Uma cidade cheia de truques
San Rafael, na Califórnia, quer dar um nó na minha cabeça.
San Rafael, que poderia estar em Minas Gerais. Ou no interior de São Paulo.
Hoje é o último dia da minha turnê pela Califórnia em 2023. Fui convidado a passá-lo na cidade de San Rafael. Ela vem me proporcionando alguns momentos mindfuck bem interessantes.
A começar pelo slogan do local: “a cidade que tem uma missão”. Parece bem mais rígido do que o “keep Austin weird”, da capital texana. Mas menos arrogante do que o Non Ducor Duco, paulistano. De qualquer forma, cria um fenômeno particular pra cérebros cultivados na língua portuguesa.
Você deve estar se perguntado: que missão tão importante é essa? Pois é. A palavra missão, aqui, não significa objetivo a ser conquistado fervorosamente, ou as tarefas supostamente impossíveis de Tom Cruise.
Missão é uma espécie de igreja católica espanhola, a Missão de São Francisco de Assis. Que, aliás, era uma figura cheia de propósitos fervorosos. Alguém que, provavelmente, enfrentou mais obstáculos do que Ethan Hunt. Então, afinal, a missão tem a ver com uma missão. Mas não diretamente. Enfim.
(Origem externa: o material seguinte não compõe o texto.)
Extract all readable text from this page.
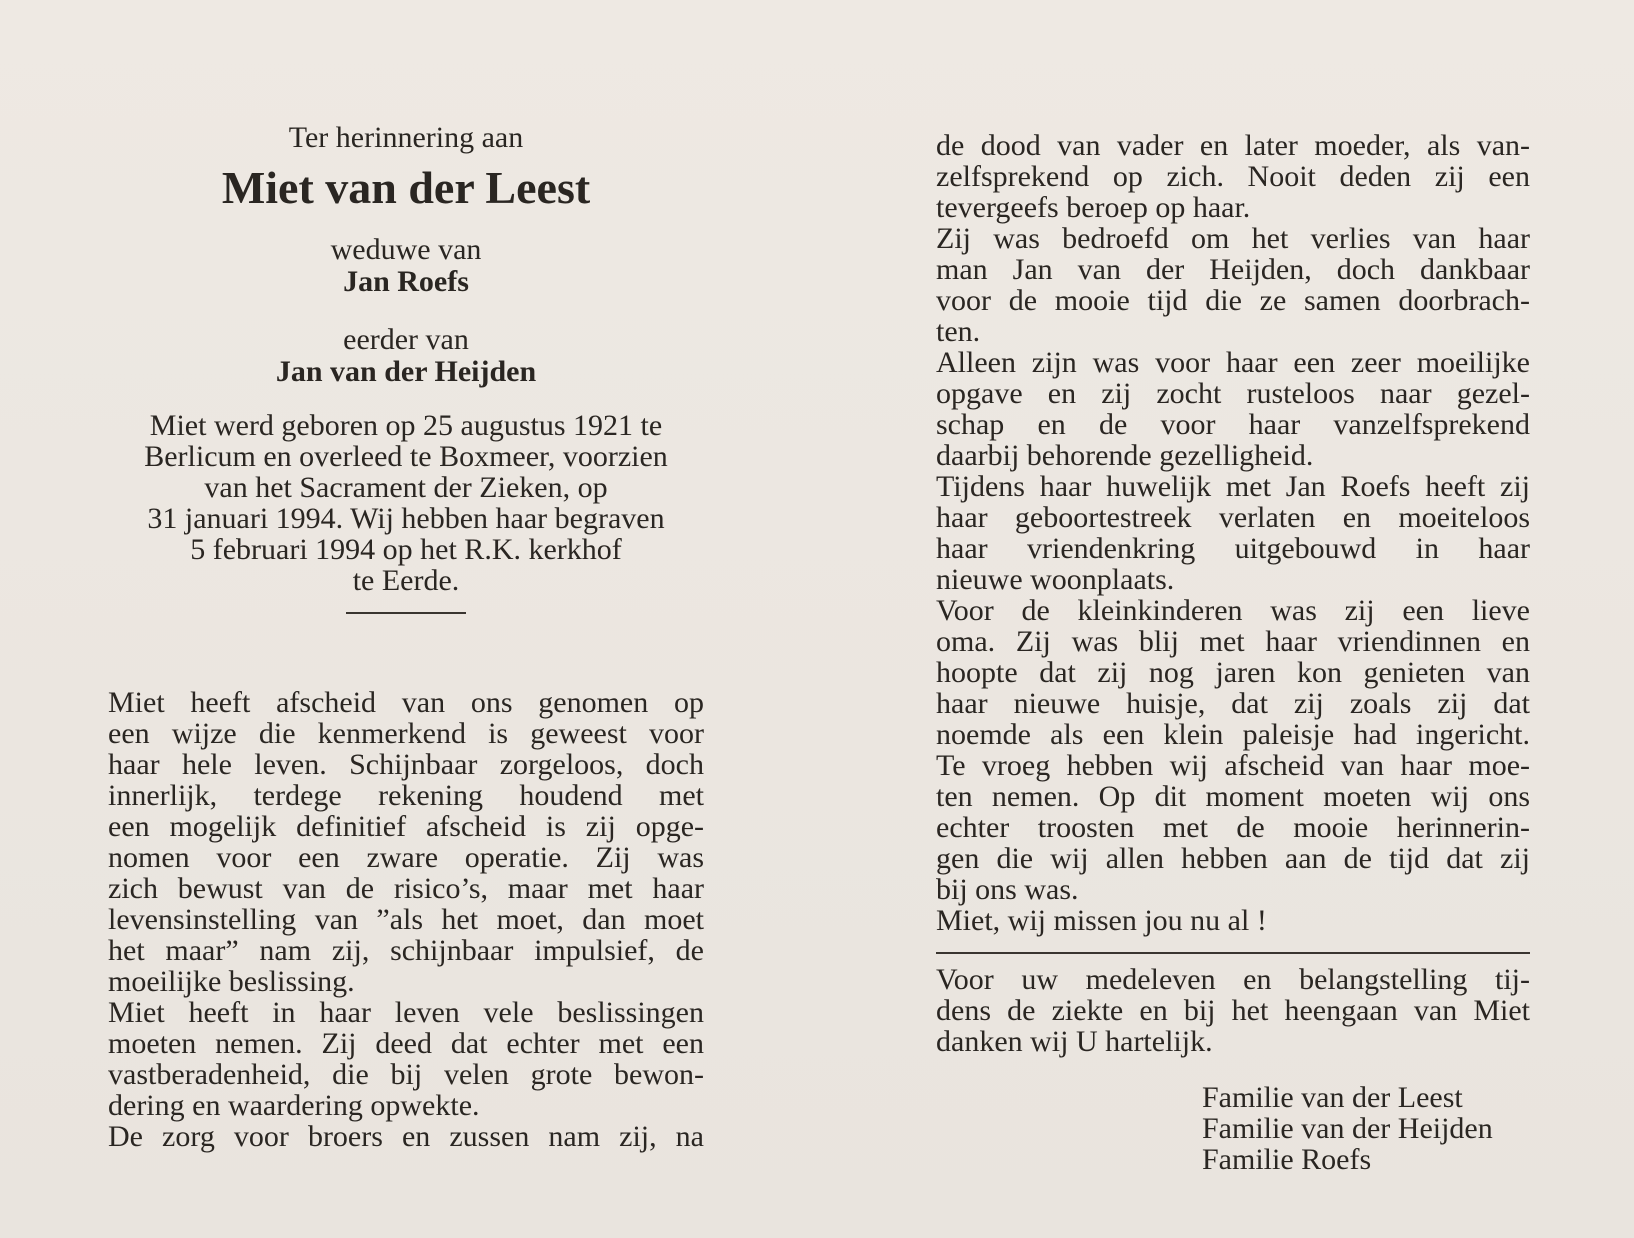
Ter herinnering aan
Miet van der Leest
weduwe van
Jan Roefs
eerder van
Jan van der Heijden
Miet werd geboren op 25 augustus 1921 te
Berlicum en overleed te Boxmeer, voorzien
van het Sacrament der Zieken, op
31 januari 1994. Wij hebben haar begraven
5 februari 1994 op het R.K. kerkhof
te Eerde.
Miet heeft afscheid van ons genomen op
een wijze die kenmerkend is geweest voor
haar hele leven. Schijnbaar zorgeloos, doch
innerlijk, terdege rekening houdend met
een mogelijk definitief afscheid is zij opge-
nomen voor een zware operatie. Zij was
zich bewust van de risico’s, maar met haar
levensinstelling van ”als het moet, dan moet
het maar” nam zij, schijnbaar impulsief, de
moeilijke beslissing.
Miet heeft in haar leven vele beslissingen
moeten nemen. Zij deed dat echter met een
vastberadenheid, die bij velen grote bewon-
dering en waardering opwekte.
De zorg voor broers en zussen nam zij, na
de dood van vader en later moeder, als van-
zelfsprekend op zich. Nooit deden zij een
tevergeefs beroep op haar.
Zij was bedroefd om het verlies van haar
man Jan van der Heijden, doch dankbaar
voor de mooie tijd die ze samen doorbrach-
ten.
Alleen zijn was voor haar een zeer moeilijke
opgave en zij zocht rusteloos naar gezel-
schap en de voor haar vanzelfsprekend
daarbij behorende gezelligheid.
Tijdens haar huwelijk met Jan Roefs heeft zij
haar geboortestreek verlaten en moeiteloos
haar vriendenkring uitgebouwd in haar
nieuwe woonplaats.
Voor de kleinkinderen was zij een lieve
oma. Zij was blij met haar vriendinnen en
hoopte dat zij nog jaren kon genieten van
haar nieuwe huisje, dat zij zoals zij dat
noemde als een klein paleisje had ingericht.
Te vroeg hebben wij afscheid van haar moe-
ten nemen. Op dit moment moeten wij ons
echter troosten met de mooie herinnerin-
gen die wij allen hebben aan de tijd dat zij
bij ons was.
Miet, wij missen jou nu al !
Voor uw medeleven en belangstelling tij-
dens de ziekte en bij het heengaan van Miet
danken wij U hartelijk.
Familie van der Leest
Familie van der Heijden
Familie Roefs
Não estou enrolando. Citei esse assunto por outro motivo. San Rafael foi a cidade em que senti o quanto o Brasil é um país mais isolado do que lixo nuclear. E não por causa do inglês, mas pelo espanhol. É praticamente a língua oficial aqui.
Quando as pessoas descobrem que sou brasileiro, começam a falar espanhol comigo. E aí as coisas desandam, porque não sou exatamente fluente nessa língua. Então, surge um momento mindfuck. “O Brasil não fica na América Latina?” Sim. Mas, sabe como é. Falamos português. E passamos um tempo tentando imitar os franceses. Depois da Segunda Guerra, os norte-americanos. “Ah, tá”.
Ser brasileiro é uma coisa tão solitária. Você é convidado a entrar numa espécie de clube, o dos latinos nos EUA, mas não trouxe o ingresso. Tem que voltar a falar a “língua do patrão”. Faz parte.
Esse é apenas um dos mindfucks locais. Outro, é a presença dos moradores de rua. Eles ocupam todos os tipos de lugares. São pequenas comunidades, três ou quatro barracas, espalhadas por diversas praças e ruas. Não são como as favelas brasileiras, gigantes, crescendo na porta dos bairros ricos. Aqui o fenômeno parece mais individualista: um Tesla, uma barraca. Um a um.
Escrevo numa espécie de vila, cheia de casas térreas minúsculas, construídas como se fossem uma pintura de M.C. Escher. Não fazem o mínimo sentido. O quintal de um apartamento dá pra entrada de outro. O quarto é a principal entrada da casa. Uma parede é feita de drywall, outra de compensado, outra de blocos. É uma cidade cheia de truques cognitivos, desde o slogan.
Enfim, dá pra reconhecer a criatividade de quem tem que se virar sem recursos. O improviso. A gambiarra. Essas coisas que devem estar em algum lugar do DNA latino. Da missão latina, por assim dizer. Ainda que eu seja daquele país que se recusa a se misturar com o resto da turma, de alguma forma, falamos a mesma língua.
Música
A clássica banda shoegazer Slowdive está de volta. GenXers já podem dividir essa música com seus amigos GenZ e parecer cool.
Aliás, aproveite e já compartilhe essa nova do Breeders.
Só falta um revival da Blockbuster agora.
Ideias
Casas mais baratas, construídas por cooperativas, que não buscam lucro. Como a cidade austríaca Viena tenta resolver os problemas de habitação locais.
É isso que consegui juntar, entre uma mala e outra. Até a próxima, já em solo brasileiro. Se tudo der certo.